Purpose: To address progression, metastasis and the clinical heterogeneity of Renal Cell Cancer
(RCC).
Material and Methods: Transcriptional profiling with oligonucleotide microarrays (22,283 genes) was performed
on 53 RCC tumors, 22 non-RCC renal tumors and 24 normal kidney samples. Samples were
clustered based on gene expression profiles and specific gene sets for each renal
tumor type were identified. Gene expression was correlated to disease progression
and a metastasis gene signature was derived.
Results: Gene signatures were identified for each tumor type with 100% accuracy. Differentially
expressed genes during early tumor formation and tumor progression to metastatic RCC
were found. Subsets of these genes code for secreted proteins and membrane receptors
and are both potential therapeutic or diagnostic targets. A gene pattern („metastatic
signature“) derived from primary tumor was very accurate in classifying tumors with
and without metastases at the time of surgery. A previously described „global“ metastatic
signature derived by another group from various non-RCC tumors was validated in RCC.
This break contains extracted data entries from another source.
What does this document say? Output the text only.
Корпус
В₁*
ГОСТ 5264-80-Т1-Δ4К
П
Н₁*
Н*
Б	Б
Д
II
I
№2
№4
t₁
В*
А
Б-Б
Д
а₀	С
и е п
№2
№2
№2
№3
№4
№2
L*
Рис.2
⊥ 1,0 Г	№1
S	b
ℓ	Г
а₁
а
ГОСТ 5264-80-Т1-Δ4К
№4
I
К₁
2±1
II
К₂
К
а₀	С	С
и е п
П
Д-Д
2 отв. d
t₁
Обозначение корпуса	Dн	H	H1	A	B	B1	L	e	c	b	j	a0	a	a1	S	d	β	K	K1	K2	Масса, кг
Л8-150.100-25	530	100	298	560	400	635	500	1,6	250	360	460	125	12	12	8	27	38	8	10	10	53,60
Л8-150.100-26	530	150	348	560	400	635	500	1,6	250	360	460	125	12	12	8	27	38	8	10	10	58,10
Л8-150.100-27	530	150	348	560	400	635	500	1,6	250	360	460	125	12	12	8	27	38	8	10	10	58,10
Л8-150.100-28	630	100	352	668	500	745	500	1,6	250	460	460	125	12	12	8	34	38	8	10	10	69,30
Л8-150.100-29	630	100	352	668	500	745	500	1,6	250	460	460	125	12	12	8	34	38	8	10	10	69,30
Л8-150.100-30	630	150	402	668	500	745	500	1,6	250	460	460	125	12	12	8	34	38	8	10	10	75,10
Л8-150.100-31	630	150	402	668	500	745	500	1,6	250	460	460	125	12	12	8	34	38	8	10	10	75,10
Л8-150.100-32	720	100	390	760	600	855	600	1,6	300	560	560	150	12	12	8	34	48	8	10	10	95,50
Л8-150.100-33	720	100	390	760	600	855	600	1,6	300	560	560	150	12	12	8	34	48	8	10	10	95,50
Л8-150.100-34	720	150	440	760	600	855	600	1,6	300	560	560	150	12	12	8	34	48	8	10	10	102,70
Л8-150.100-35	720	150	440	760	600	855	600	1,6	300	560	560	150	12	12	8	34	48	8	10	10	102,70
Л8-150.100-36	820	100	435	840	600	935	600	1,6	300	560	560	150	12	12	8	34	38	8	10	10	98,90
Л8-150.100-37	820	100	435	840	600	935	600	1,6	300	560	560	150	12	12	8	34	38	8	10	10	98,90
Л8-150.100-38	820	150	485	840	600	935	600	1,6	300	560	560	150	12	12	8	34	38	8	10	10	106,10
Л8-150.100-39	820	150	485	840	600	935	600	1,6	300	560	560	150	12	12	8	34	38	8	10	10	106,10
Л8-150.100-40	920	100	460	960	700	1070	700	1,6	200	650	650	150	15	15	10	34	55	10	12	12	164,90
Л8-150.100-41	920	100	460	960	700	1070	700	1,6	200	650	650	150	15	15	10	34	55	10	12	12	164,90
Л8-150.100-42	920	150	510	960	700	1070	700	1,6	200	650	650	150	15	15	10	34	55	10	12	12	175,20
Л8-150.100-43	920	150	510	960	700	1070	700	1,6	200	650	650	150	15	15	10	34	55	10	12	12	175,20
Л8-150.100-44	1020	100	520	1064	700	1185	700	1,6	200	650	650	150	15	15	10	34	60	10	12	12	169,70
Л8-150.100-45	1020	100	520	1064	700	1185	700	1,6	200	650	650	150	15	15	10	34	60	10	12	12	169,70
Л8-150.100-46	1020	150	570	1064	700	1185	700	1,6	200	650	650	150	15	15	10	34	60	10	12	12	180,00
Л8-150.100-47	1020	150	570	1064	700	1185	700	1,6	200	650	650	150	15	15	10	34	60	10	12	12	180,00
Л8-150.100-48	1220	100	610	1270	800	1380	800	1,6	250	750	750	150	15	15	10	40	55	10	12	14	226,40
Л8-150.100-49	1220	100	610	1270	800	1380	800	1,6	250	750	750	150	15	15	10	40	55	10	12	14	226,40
Conclusion: Unlike previous studies, we describe highly accurate gene signatures for RCC subtypes
and other renal tumors. Interestingly, the gene expression of primary tumors provides
us information about the metastatic status in the respective patients and has the
potential, if prospectively validated, to enrich the armamentarium of diagnostic tests
in RCC. We validated in RCC, for the first time, a previously described metastatic
signature and further demonstrated the feasibility of applying a gene signature across
different microarray platforms. Transcriptional profiling allows a better appreciation
of the molecular and clinical heterogeneity in RCC.